Thickness distribution of the bending section of the simulation and experimental results

7 Conclusions

A differential heating push-bending (DHP-B) method for thin-walled tubes with small bending radius was proposed to improve the forming quality. The influence of temperature, friction coefficient, and reverse thrust on the forming quality was explored through orthogonal experiments. Meanwhile, DHP-B tests were carried out on 5A02 aluminum alloy tubes with a diameter of 32 mm, a wall thickness of 1 mm, and a relative bending radius of 0.9. The experimental results were consistent with the simulation results.
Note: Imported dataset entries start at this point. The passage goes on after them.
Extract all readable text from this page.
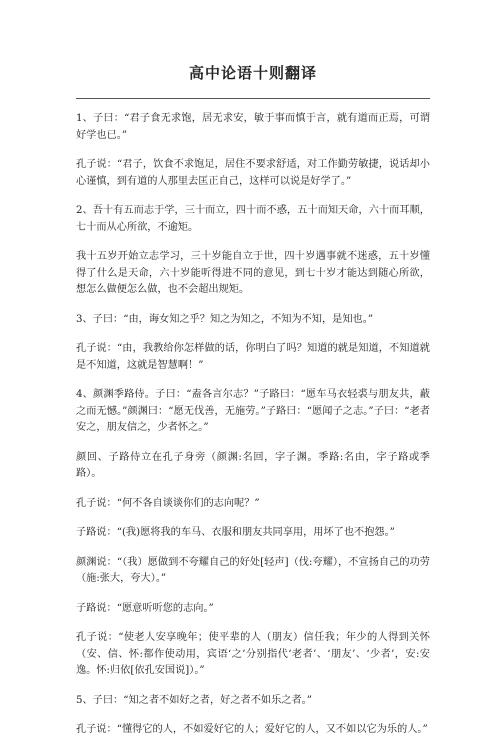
高中论语十则翻译

1、子曰：“君子食无求饱，居无求安，敏于事而慎于言，就有道而正焉，可谓好学也已。”

孔子说：“君子，饮食不求饱足，居住不要求舒适，对工作勤劳敏捷，说话却小心谨慎，到有道的人那里去匡正自己，这样可以说是好学了。”

2、吾十有五而志于学，三十而立，四十而不惑，五十而知天命，六十而耳顺，七十而从心所欲，不逾矩。

我十五岁开始立志学习，三十岁能自立于世，四十岁遇事就不迷惑，五十岁懂得了什么是天命，六十岁能听得进不同的意见，到七十岁才能达到随心所欲，想怎么做便怎么做，也不会超出规矩。

3、子曰：“由，诲女知之乎？知之为知之，不知为不知，是知也。”

孔子说：“由，我教给你怎样做的话，你明白了吗？知道的就是知道，不知道就是不知道，这就是智慧啊！”

4、颜渊季路侍。子曰：“盍各言尔志？”子路曰：“愿车马衣轻裘与朋友共，蔽之而无憾。”颜渊曰：“愿无伐善，无施劳。”子路曰：“愿闻子之志。”子曰：“老者安之，朋友信之，少者怀之。”

颜回、子路侍立在孔子身旁（颜渊:名回，字子渊。季路:名由，字子路或季路）。

孔子说：“何不各自谈谈你们的志向呢？”

子路说：“(我)愿将我的车马、衣服和朋友共同享用，用坏了也不抱怨。”

颜渊说：“（我）愿做到不夸耀自己的好处[轻声]（伐:夸耀），不宣扬自己的功劳（施:张大，夸大）。”

子路说：“愿意听听您的志向。”

孔子说：“使老人安享晚年；使平辈的人（朋友）信任我；年少的人得到关怀（安、信、怀:都作使动用，宾语‘之’分别指代‘老者’、‘朋友’、‘少者’，安:安逸。怀:归依[依孔安国说]）。”

5、子曰：“知之者不如好之者，好之者不如乐之者。”

孔子说：“懂得它的人，不如爱好它的人；爱好它的人，又不如以它为乐的人。”
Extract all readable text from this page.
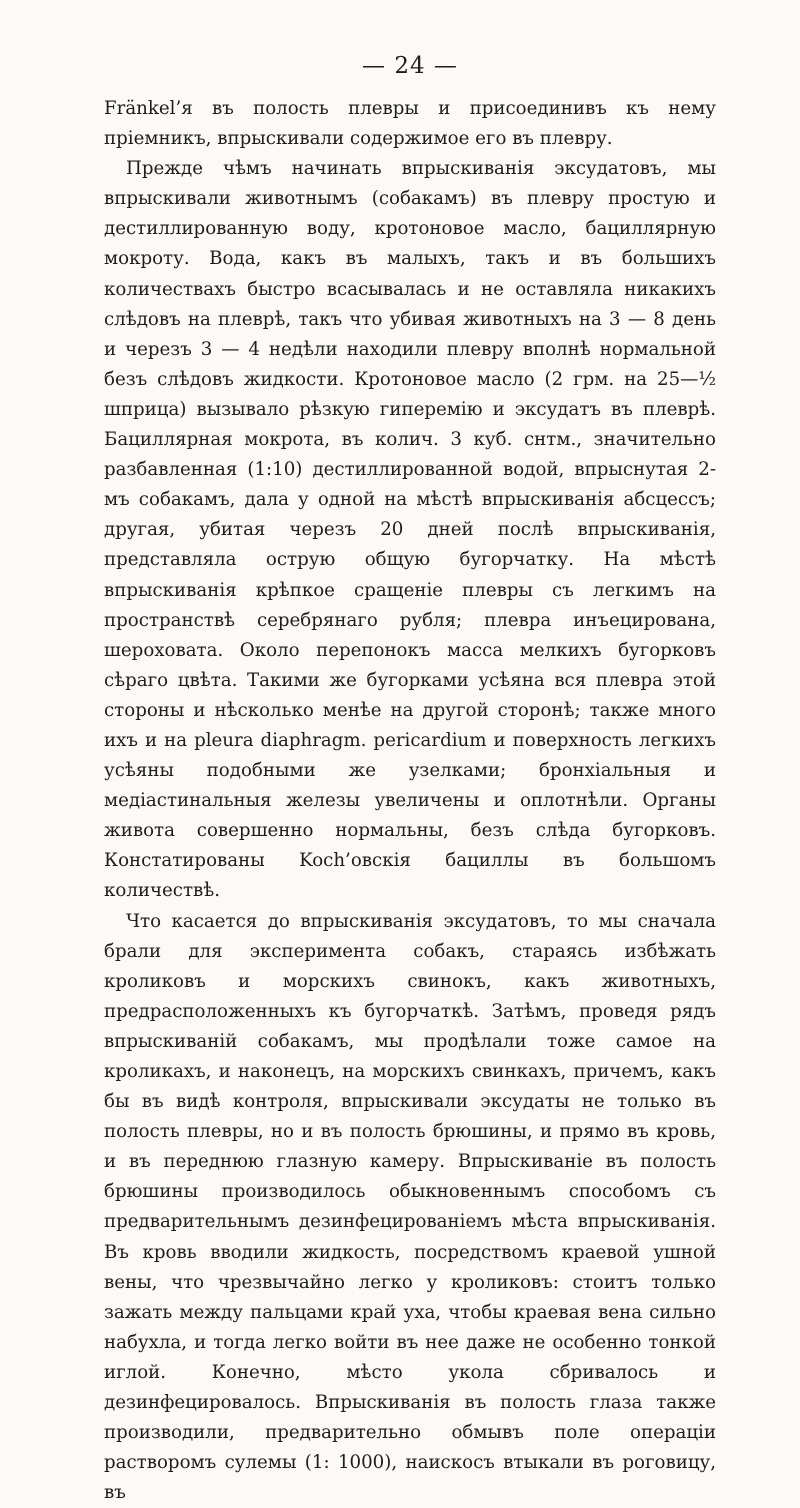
— 24 —

Fränkel’я въ полость плевры и присоединивъ къ нему пріемникъ, впрыскивали содержимое его въ плевру.

Прежде чѣмъ начинать впрыскиванія эксудатовъ, мы впрыскивали животнымъ (собакамъ) въ плевру простую и дестиллированную воду, кротоновое масло, бациллярную мокроту. Вода, какъ въ малыхъ, такъ и въ большихъ количествахъ быстро всасывалась и не оставляла никакихъ слѣдовъ на плеврѣ, такъ что убивая животныхъ на 3 — 8 день и черезъ 3 — 4 недѣли находили плевру вполнѣ нормальной безъ слѣдовъ жидкости. Кротоновое масло (2 грм. на 25—½ шприца) вызывало рѣзкую гиперемію и эксудатъ въ плеврѣ. Бациллярная мокрота, въ колич. 3 куб. снтм., значительно разбавленная (1:10) дестиллированной водой, впрыснутая 2-мъ собакамъ, дала у одной на мѣстѣ впрыскиванія абсцессъ; другая, убитая черезъ 20 дней послѣ впрыскиванія, представляла острую общую бугорчатку. На мѣстѣ впрыскиванія крѣпкое сращеніе плевры съ легкимъ на пространствѣ серебрянаго рубля; плевра инъецирована, шероховата. Около перепонокъ масса мелкихъ бугорковъ сѣраго цвѣта. Такими же бугорками усѣяна вся плевра этой стороны и нѣсколько менѣе на другой сторонѣ; также много ихъ и на pleura diaphragm. pericardium и поверхность легкихъ усѣяны подобными же узелками; бронхіальныя и медіастинальныя железы увеличены и оплотнѣли. Органы живота совершенно нормальны, безъ слѣда бугорковъ. Констатированы Koch’овскія бациллы въ большомъ количествѣ.

Что касается до впрыскиванія эксудатовъ, то мы сначала брали для эксперимента собакъ, стараясь избѣжать кроликовъ и морскихъ свинокъ, какъ животныхъ, предрасположенныхъ къ бугорчаткѣ. Затѣмъ, проведя рядъ впрыскиваній собакамъ, мы продѣлали тоже самое на кроликахъ, и наконецъ, на морскихъ свинкахъ, причемъ, какъ бы въ видѣ контроля, впрыскивали эксудаты не только въ полость плевры, но и въ полость брюшины, и прямо въ кровь, и въ переднюю глазную камеру. Впрыскиваніе въ полость брюшины производилось обыкновеннымъ способомъ съ предварительнымъ дезинфецированіемъ мѣста впрыскиванія. Въ кровь вводили жидкость, посредствомъ краевой ушной вены, что чрезвычайно легко у кроликовъ: стоитъ только зажать между пальцами край уха, чтобы краевая вена сильно набухла, и тогда легко войти въ нее даже не особенно тонкой иглой. Конечно, мѣсто укола сбривалось и дезинфецировалось. Впрыскиванія въ полость глаза также производили, предварительно обмывъ поле операціи растворомъ сулемы (1: 1000), наискосъ втыкали въ роговицу, въ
The conclusions are as follows:

1. (1)

   Based on the influence of temperature difference on the thickness distribution of the bent tube, the optimum temperature is 300 °C. Higher temperatures accelerated the flow of materials, leading to an increase in the thickening rate and a decrease in the thinning rate of the bent tube. Furthermore, higher temperatures caused a reduction in the strength of the rubber, resulting in inadequate support and an increase in the ovality of the bent tube. Lower temperatures may induce uneven wall thickness distribution in the bent tube due to decreased material plasticity, reduced fluidity, and increased accumulation at the bend section. 

2. (2)

   When performing differential heating forming, reducing the friction coefficient within the guiding zone (Z₃) of the tube and increasing the differentiation of lubrication methods between the inner and outer deformation zones of the tube (Z₁ and Z₂₎ can be advantageous in facilitating the transmission of thrust towards the deformation zone. It results in the increasing flow velocity of material on the inner and outer sides of the tube, which reduces the likelihood of material accumulation and subsequently decreases the wall thickening at the intrados and wall thinning at the extrados of the bent tube.

3. (3)

   Reverse thrust facilitates the distribution of the wall thickness in bending tubes and improves the quality of tube forming; short reverse thrust may result in inadequate internal pressure, leading to wrinkling during bending; excessive reverse thrust may cause material accumulation and increase the risk of wrinkling on the intrados and fracture on the extrados of the bent tube.

4. (4)

   The optimal solution obtained through orthogonal experiments is A₃B₄C₄D₁E₁, i.e., the temperature of 300 °C, the friction coefficient of 0.1 in the Z₁ zone, 0.1 in the Z₂ zone, 0.03 in the Z₃ zone, and reverse thrust of 27 MPa. With this scheme, the forming quality of the tube is stable, without any defects such as wrinkling or over-thinning; the cross-sectional ovality is low; and the wall thickness distribution is more reasonable.